Many Canadian agents will have adopted Agencia, the desktop designed to accommodate Air Canada’s fare families and “attribute selling.”
Slower than expected
Adoption of the Universal Desktop has been “a bit slower” than Travelport had anticipated, Wilson said.
That’s due in part to a “chicken-and-egg” situation: One of the Universal Desktop’s major benefits is the ease of booking airline’s ancillary products and services, but airlines have been slow to make them available through the GDSs. “But the momentum is growing there,” Wilson said.
More uptake on leisure side
Adoption has been high enough, however, to identify some trends. “We see a lot in the Asia-Pacific region,” Wilson said. “And, oddly enough, there has been more uptake in the leisure market at this juncture. We see more uptake of Smartpoint in the corporate market.”
That may be due to the Universal Desktop’s software developer kit that allows agencies to integrate their own content into the workflow, which leisure agencies like to do, he said.
Corporate agencies, by contrast, tend to rely more on GDS-only content, and Smartpoint is “an efficiency tool that seems to resonate more” with TMCs, he said.
Adding default settings
In addition, the Universal Desktop’s “hugely configurable” features may have been too much of a good thing for some agencies.
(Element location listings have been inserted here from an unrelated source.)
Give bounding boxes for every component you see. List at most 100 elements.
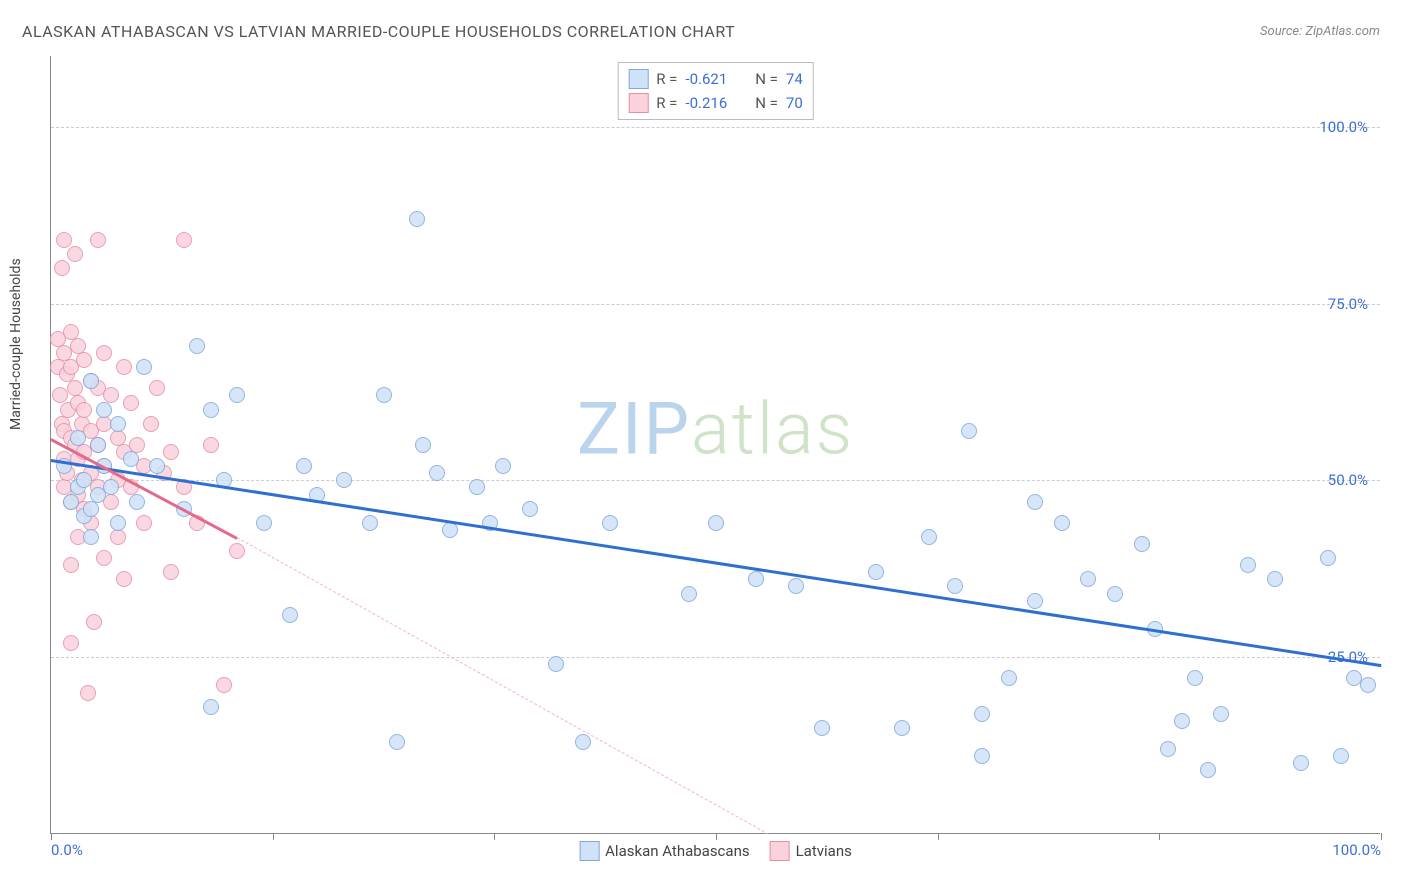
scatter-point xyxy=(282,607,298,623)
scatter-point xyxy=(149,458,165,474)
legend-r-label: R = xyxy=(656,94,677,112)
scatter-point xyxy=(110,529,126,545)
legend-item: Alaskan Athabascans xyxy=(579,841,749,861)
scatter-point xyxy=(961,423,977,439)
scatter-point xyxy=(116,571,132,587)
x-tick-label: 100.0% xyxy=(1332,841,1381,859)
scatter-point xyxy=(1240,557,1256,573)
scatter-point xyxy=(54,260,70,276)
scatter-point xyxy=(429,465,445,481)
series-legend: Alaskan Athabascans Latvians xyxy=(579,841,852,861)
scatter-point xyxy=(136,515,152,531)
gridline xyxy=(51,480,1380,481)
legend-series-name: Latvians xyxy=(796,842,852,860)
scatter-point xyxy=(96,550,112,566)
legend-n-value: 74 xyxy=(786,70,803,88)
scatter-point xyxy=(90,437,106,453)
scatter-point xyxy=(76,352,92,368)
scatter-point xyxy=(83,373,99,389)
scatter-point xyxy=(814,720,830,736)
scatter-point xyxy=(1174,713,1190,729)
legend-row: R = -0.216 N = 70 xyxy=(628,91,803,115)
scatter-point xyxy=(203,402,219,418)
x-tick xyxy=(716,833,717,840)
y-tick-label: 50.0% xyxy=(1328,471,1368,489)
gridline xyxy=(51,657,1380,658)
legend-swatch xyxy=(579,841,599,861)
scatter-point xyxy=(296,458,312,474)
chart-title: ALASKAN ATHABASCAN VS LATVIAN MARRIED-CO… xyxy=(22,22,735,41)
plot-area: ZIPatlas R =-0.621N =74R =-0.216N =70 Al… xyxy=(50,56,1380,834)
scatter-point xyxy=(1160,741,1176,757)
scatter-point xyxy=(1001,670,1017,686)
scatter-point xyxy=(469,479,485,495)
scatter-point xyxy=(1333,748,1349,764)
scatter-point xyxy=(974,706,990,722)
gridline xyxy=(51,127,1380,128)
x-tick xyxy=(1381,833,1382,840)
scatter-point xyxy=(1107,586,1123,602)
scatter-point xyxy=(681,586,697,602)
scatter-point xyxy=(149,380,165,396)
y-axis-label: Married-couple Households xyxy=(8,258,24,430)
legend-n-value: 70 xyxy=(786,94,803,112)
scatter-point xyxy=(1320,550,1336,566)
scatter-point xyxy=(203,437,219,453)
scatter-point xyxy=(1267,571,1283,587)
scatter-point xyxy=(748,571,764,587)
legend-r-label: R = xyxy=(656,70,677,88)
legend-r-value: -0.216 xyxy=(685,94,727,112)
legend-series-name: Alaskan Athabascans xyxy=(605,842,749,860)
scatter-point xyxy=(788,578,804,594)
legend-row: R =-0.621N =74 xyxy=(628,67,803,91)
trend-line xyxy=(237,537,769,835)
scatter-point xyxy=(921,529,937,545)
scatter-point xyxy=(143,416,159,432)
scatter-point xyxy=(123,451,139,467)
scatter-point xyxy=(415,437,431,453)
scatter-point xyxy=(409,211,425,227)
scatter-point xyxy=(442,522,458,538)
scatter-point xyxy=(256,515,272,531)
scatter-point xyxy=(116,359,132,375)
scatter-point xyxy=(708,515,724,531)
scatter-point xyxy=(203,699,219,715)
scatter-point xyxy=(123,395,139,411)
scatter-point xyxy=(86,614,102,630)
trend-line xyxy=(51,459,1381,667)
correlation-legend: R =-0.621N =74R =-0.216N =70 xyxy=(617,62,814,120)
scatter-point xyxy=(229,543,245,559)
scatter-point xyxy=(63,635,79,651)
scatter-point xyxy=(176,232,192,248)
scatter-point xyxy=(83,529,99,545)
scatter-point xyxy=(1080,571,1096,587)
scatter-point xyxy=(110,515,126,531)
scatter-point xyxy=(522,501,538,517)
scatter-point xyxy=(163,444,179,460)
scatter-point xyxy=(70,430,86,446)
scatter-point xyxy=(90,232,106,248)
scatter-point xyxy=(76,472,92,488)
scatter-point xyxy=(189,338,205,354)
scatter-point xyxy=(1027,494,1043,510)
scatter-point xyxy=(110,416,126,432)
scatter-point xyxy=(947,578,963,594)
scatter-point xyxy=(1027,593,1043,609)
scatter-point xyxy=(56,232,72,248)
scatter-point xyxy=(1360,677,1376,693)
legend-swatch xyxy=(628,69,648,89)
scatter-point xyxy=(1200,762,1216,778)
scatter-point xyxy=(63,557,79,573)
scatter-point xyxy=(362,515,378,531)
scatter-point xyxy=(83,501,99,517)
legend-n-label: N = xyxy=(755,94,778,112)
scatter-point xyxy=(216,677,232,693)
scatter-point xyxy=(1134,536,1150,552)
scatter-point xyxy=(602,515,618,531)
scatter-point xyxy=(376,387,392,403)
scatter-point xyxy=(103,479,119,495)
scatter-point xyxy=(163,564,179,580)
scatter-point xyxy=(974,748,990,764)
legend-swatch xyxy=(770,841,790,861)
scatter-point xyxy=(76,402,92,418)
So Travelport is now offering a “more shrink-wrapped” version that has default settings, so that customers can use it more quickly, Wilson said.
He compared the change to the factory settings for consumer electronic devices: Customers can hit the ground running and use them immediately, then customize them over time.
Earnings Down in Q3
Travelport last week reported a net loss in the third quarter of $39 million, on revenues of $489 million.
That’s compared to a loss of $23 million in third quarter 2011, on revenues of $509 million.
The decline was due largely to the migration of United Airlines off Travelport’s Apollo platform and was in line with company expectations.